Новая выставка Саши Кокачевой «Это ловушка. Это место — нигде, и это навсегда» продолжает хонтологические изыскания художницы, но пытается сменить направление нашего зрительского внимания с прошлого на будущее. Серия картин выполнена в характерной для Кокачевой манере — на коллажных холстах запечатлены лики прошлого, написанные углем, пастелью, баллончиками по старым архивным снимкам. Эти образы неконкретны и вневременны, что делает их смутно знакомыми — наверняка у каждого из нас найдутся в личном архиве похожие фотографии. Тем не менее, они очевидно призрачны и подчеркивают тем самым эфемерный характер прошлого.
Этой эфемерности противопоставляется жесткость стальных пластин, на которых проступает травление винтажных паттернов. Также жестки и стрелы, расположенные на стенах, которые словно пронизывают все пространство галереи. Их количество увеличивается по мере просмотра экспозиции, в какой-то момент и вовсе образуя хаотический рой, что ставит под вопрос привычные представления о линейности времени — как будто начинает менять свое направление сам вектор привычной нам истории.
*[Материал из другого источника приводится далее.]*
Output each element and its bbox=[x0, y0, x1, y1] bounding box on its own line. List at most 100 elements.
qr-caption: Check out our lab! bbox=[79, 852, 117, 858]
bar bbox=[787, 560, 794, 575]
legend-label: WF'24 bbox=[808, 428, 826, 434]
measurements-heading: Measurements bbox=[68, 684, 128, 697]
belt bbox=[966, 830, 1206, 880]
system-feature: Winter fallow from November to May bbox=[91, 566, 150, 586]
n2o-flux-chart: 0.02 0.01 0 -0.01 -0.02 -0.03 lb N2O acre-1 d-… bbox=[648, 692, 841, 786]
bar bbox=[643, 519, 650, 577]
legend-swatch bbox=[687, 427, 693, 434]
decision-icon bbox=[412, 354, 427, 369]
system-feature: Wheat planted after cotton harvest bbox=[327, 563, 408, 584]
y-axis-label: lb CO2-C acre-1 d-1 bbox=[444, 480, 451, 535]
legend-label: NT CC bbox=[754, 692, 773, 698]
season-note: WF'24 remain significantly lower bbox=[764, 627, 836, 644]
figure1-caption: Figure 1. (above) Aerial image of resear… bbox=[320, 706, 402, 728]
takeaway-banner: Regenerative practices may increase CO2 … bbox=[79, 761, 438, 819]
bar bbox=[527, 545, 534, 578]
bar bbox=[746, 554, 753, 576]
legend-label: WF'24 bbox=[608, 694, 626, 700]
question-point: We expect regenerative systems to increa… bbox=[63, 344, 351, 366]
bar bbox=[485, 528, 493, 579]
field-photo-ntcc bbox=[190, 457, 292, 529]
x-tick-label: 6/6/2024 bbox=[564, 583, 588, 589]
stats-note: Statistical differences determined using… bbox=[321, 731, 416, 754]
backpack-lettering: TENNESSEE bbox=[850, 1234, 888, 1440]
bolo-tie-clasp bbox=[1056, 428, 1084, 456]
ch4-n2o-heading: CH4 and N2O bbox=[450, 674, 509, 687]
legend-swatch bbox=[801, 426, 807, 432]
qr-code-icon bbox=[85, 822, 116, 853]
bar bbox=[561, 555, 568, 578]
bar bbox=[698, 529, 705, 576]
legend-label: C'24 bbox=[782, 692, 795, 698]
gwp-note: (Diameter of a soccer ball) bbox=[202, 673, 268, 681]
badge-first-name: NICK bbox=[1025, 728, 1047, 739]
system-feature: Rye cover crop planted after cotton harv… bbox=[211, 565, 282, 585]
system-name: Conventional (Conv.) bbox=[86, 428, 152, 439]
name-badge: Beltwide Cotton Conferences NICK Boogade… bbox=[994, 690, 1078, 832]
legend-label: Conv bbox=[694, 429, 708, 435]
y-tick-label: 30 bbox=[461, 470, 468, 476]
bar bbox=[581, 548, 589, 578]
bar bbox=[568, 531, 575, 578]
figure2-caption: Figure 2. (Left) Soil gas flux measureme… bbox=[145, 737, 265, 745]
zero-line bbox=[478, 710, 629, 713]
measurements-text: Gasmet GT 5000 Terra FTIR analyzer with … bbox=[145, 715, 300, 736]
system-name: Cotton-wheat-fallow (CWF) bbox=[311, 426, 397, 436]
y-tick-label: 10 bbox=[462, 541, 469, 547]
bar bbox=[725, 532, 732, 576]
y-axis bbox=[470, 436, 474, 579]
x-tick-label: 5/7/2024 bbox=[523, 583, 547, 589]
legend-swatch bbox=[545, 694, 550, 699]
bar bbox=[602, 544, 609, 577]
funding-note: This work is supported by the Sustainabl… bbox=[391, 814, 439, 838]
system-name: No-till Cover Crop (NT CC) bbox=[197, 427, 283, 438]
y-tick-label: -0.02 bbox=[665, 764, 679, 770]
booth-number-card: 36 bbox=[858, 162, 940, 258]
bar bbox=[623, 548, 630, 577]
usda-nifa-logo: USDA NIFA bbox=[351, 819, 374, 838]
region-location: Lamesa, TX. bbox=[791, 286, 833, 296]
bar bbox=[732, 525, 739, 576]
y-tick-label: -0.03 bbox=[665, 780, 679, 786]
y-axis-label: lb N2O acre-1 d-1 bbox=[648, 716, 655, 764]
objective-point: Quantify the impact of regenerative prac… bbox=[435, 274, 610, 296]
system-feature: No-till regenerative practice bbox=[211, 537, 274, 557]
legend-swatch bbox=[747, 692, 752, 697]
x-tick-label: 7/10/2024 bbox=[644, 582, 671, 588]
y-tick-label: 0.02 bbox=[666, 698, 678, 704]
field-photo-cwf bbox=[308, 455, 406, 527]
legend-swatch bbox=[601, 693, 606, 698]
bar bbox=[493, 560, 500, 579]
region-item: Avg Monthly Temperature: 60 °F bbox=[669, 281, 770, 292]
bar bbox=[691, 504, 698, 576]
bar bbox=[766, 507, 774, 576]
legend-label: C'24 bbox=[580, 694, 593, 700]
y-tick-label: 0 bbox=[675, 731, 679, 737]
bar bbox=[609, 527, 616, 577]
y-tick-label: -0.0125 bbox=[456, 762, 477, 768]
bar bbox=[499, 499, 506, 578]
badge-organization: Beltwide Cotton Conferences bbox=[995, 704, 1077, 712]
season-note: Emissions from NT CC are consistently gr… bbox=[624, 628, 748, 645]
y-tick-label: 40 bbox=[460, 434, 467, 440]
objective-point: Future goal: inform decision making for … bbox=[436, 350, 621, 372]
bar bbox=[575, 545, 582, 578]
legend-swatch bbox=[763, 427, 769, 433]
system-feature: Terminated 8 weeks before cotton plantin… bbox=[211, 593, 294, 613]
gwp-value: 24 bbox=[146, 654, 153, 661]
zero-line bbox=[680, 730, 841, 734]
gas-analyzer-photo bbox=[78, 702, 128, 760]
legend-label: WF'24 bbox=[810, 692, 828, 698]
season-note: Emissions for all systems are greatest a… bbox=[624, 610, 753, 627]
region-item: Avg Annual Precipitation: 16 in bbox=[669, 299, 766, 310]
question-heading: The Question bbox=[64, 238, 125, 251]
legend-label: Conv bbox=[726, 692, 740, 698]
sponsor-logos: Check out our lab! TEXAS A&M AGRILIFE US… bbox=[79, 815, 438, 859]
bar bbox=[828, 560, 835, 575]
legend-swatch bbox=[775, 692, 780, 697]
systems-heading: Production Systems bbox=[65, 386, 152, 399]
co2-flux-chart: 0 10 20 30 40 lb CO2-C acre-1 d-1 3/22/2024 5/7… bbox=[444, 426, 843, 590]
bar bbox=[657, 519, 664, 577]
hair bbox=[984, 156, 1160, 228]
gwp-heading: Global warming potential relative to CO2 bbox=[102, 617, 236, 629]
Большая люстра, которая как будто упала, пролетев через проницаемый пол между этажами — отсылка к британскому сериалу «Сапфир и Сталь» (1979), цитата из которого и послужила названием для выставки. Именно его в качестве иллюстрации использует философ Марк Фишер в эссе «Медленная отмена будущего», чтобы показать парадоксальный характер современной ностальгии не просто по прошлому, но не случившемуся будущему. По сути Фишер, описывая персонажей сериала, застрявших в лимбе «нигде и навсегда», говорит о лиминальном пространственно-временном континууме, в котором время одновременно застыло и течет. Примерно так, по его мнению, чувствует себя обитатель «капиталистического реализма» и ретроутопии, которого лишили будущего.
Констатируя вслед за Фишером анахронизм и безвременье современности, Кокачева обнаруживает политический потенциал ностальгии, усматривая в подобном смешении временных направлений возможности для эмансипаторной игры. Коль скоро возможно тасовать пространственно-временные регистры, почему бы не представить себя охотником за временем, блуждающим по дому с привидениями? Стрелы, таким образом, становятся и оружием, которое помогает поймать призраков прошлого и будущего, и лутом, который можно собирать и складывать в своеобразные архивы как трофей. Однако не является ли архив колумбарием, а мы — не охотниками, но жертвами этой жестокой игры, исход которой всегда предрешен: единственное, что может задержаться в наших руках — это настоящее, которое мы строим прямо сейчас.